Katja Hoyer on Hitler’s Campaign for Office
From the We Have Ways of Making You Talk Podcast
We Have Ways of Making You Talk is a weekly show exploring the war in close up, hosted by comedian Al Murray and historian James Holland as they discuss all matters Second World War.
How did the Nazis come to power in 1933? German historian Katja Hoyer joins Al Murray and James Holland to talk about the fragmented German national identity and the how it still affects the country today.
From the episode:
Al Murray: A fashionable political phrase of the last few years has been the idea of the left behind; there are sectors of the population that get left behind. They tend to end up voting Trump, those people who imagine themselves left behind in America and who were attracted to him. Is the agricultural sector the left behind in Germany, and is that partly who the NSDAP are tilting at, that Hitler’s considering them? Because after all, if we’re going to put democracy back into the picture here, Hitler, after all, plays the role of a Democrat, until he decides he doesn’t have to anymore. So he’s courting electorates. He’s tailoring policy and offers to the population. Who’s he playing to? How is he going about that? Is he directly appealing to agriculture? Because we think of industry and the Nazi Party being in bed together, don’t we? What’s he doing for agriculture or women or small businesses and all that sort of thing?
Katja Hoyer: Well, I think why it works is that he appeals to all of these people, and they are the only political party that does that. Every other party targets usually one specific economic group. And when Hitler decided to rename the party from the German Worker’s Party—right at the beginning, really, straight after he takes over leadership of it—into the National Socialist German Workers Party, he’s got National Socialist Workers in there, and all of a sudden is covering an entire political spectrum that other political parties just didn’t think of.
And they are the only political party that realizes that since 1918, women have got the vote, and they are 50 percent of the electorate. And actually, when you look at the figures initially, they don’t turn up to elections on the same scale that men do, largely because Germany is still a traditional society where a lot of women themselves don’t think they have any role to play on the political field, or they vote whatever their husbands voted for, and they just go in and make their tick in the same box. And the Nazis specifically start bringing out election posters targeting that group, mainly again with very conservative messaging, but that works because people, women in particular, are worried about income, about stability, about economic safety for their families. And they deliberately go out and support that.
A lot of women also feel quite, I wouldn’t say threatened, but certainly this idea of the modern woman being something that appeals to all women in Germany in the 1920s is just not the case. It’s a very small fraction of the urban middle class milieu, effectively. They like that. But there are loads of women who just feel outright threatened by that and their roles as mothers and housewives and traditional housekeeping capacity. You’re now being told that it would be much better if you put on a nice dress and hang out in a bar, smoking and drinking. And they neither want that, nor do they think it’s something that they should want. And so, the Nazis appealed to the conservative element within German women, of which there were many as well.
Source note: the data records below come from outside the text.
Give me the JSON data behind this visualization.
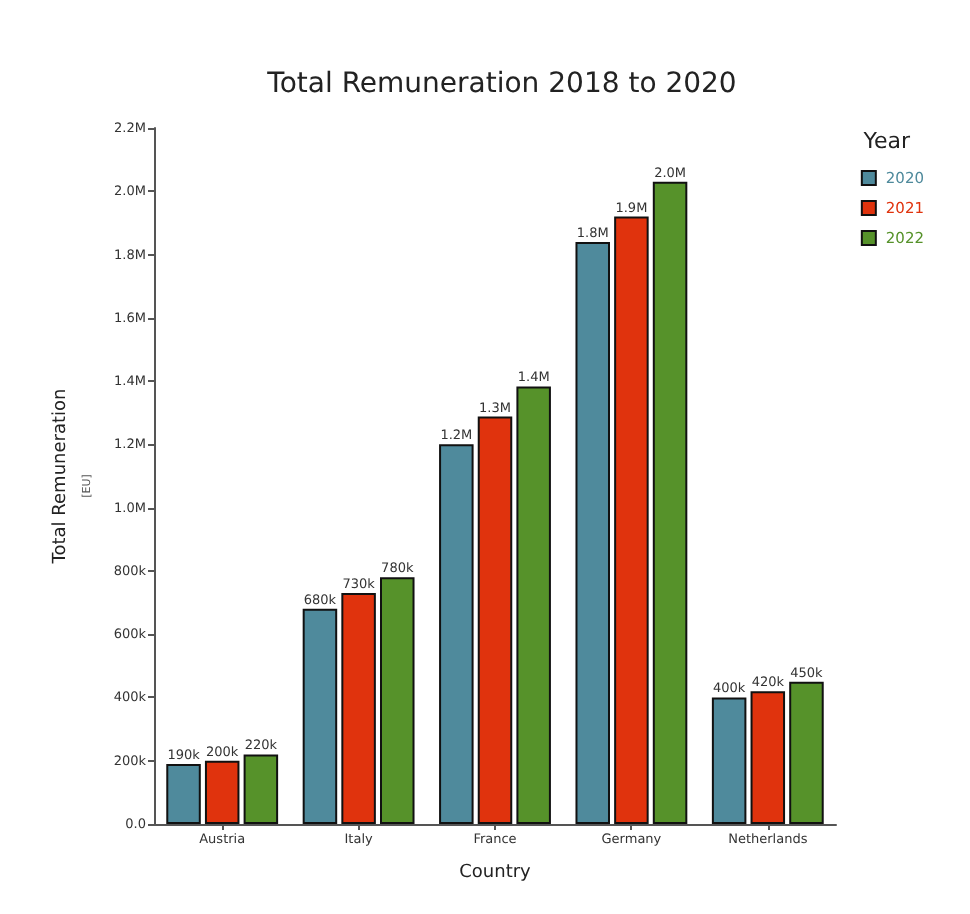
{
  "chart_data": {
    "type": "bar",
    "title": "Total Remuneration 2018 to 2020",
    "xlabel": "Country",
    "ylabel": "Total Remuneration",
    "annotations": [
      "[EU]"
    ],
    "legend_title": "Year",
    "categories": [
      "Austria",
      "Italy",
      "France",
      "Germany",
      "Netherlands"
    ],
    "series": [
      {
        "name": "2020",
        "color": "#4f8a9c",
        "values": [
          190000,
          680000,
          1200000,
          1840000,
          400000
        ],
        "value_labels": [
          "190k",
          "680k",
          "1.2M",
          "1.8M",
          "400k"
        ]
      },
      {
        "name": "2021",
        "color": "#e0330d",
        "values": [
          200000,
          730000,
          1288000,
          1920000,
          420000
        ],
        "value_labels": [
          "200k",
          "730k",
          "1.3M",
          "1.9M",
          "420k"
        ]
      },
      {
        "name": "2022",
        "color": "#56922a",
        "values": [
          220000,
          780000,
          1383000,
          2030000,
          450000
        ],
        "value_labels": [
          "220k",
          "780k",
          "1.4M",
          "2.0M",
          "450k"
        ]
      }
    ],
    "ylim": [
      0,
      2200000
    ],
    "yticks": [
      {
        "value": 0,
        "label": "0.0"
      },
      {
        "value": 200000,
        "label": "200k"
      },
      {
        "value": 400000,
        "label": "400k"
      },
      {
        "value": 600000,
        "label": "600k"
      },
      {
        "value": 800000,
        "label": "800k"
      },
      {
        "value": 1000000,
        "label": "1.0M"
      },
      {
        "value": 1200000,
        "label": "1.2M"
      },
      {
        "value": 1400000,
        "label": "1.4M"
      },
      {
        "value": 1600000,
        "label": "1.6M"
      },
      {
        "value": 1800000,
        "label": "1.8M"
      },
      {
        "value": 2000000,
        "label": "2.0M"
      },
      {
        "value": 2200000,
        "label": "2.2M"
      }
    ],
    "grid": false,
    "legend": "top right"
  }
}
And then lastly, as is well known now, the main spectrum of people voting for the Nazis, were, of course, of the middle classes, and they’re just outright frightened of communism or what might happen if the left behind get further left behind. They’re more concerned about the consequences of that. It’s actually the German working classes who are underrepresented in the voting spectrum of the Nazis, which is interesting. So it’s not so much the left behind that are voting for them. It’s the people that are worried about what the left behind people might do that are voting for the Nazis.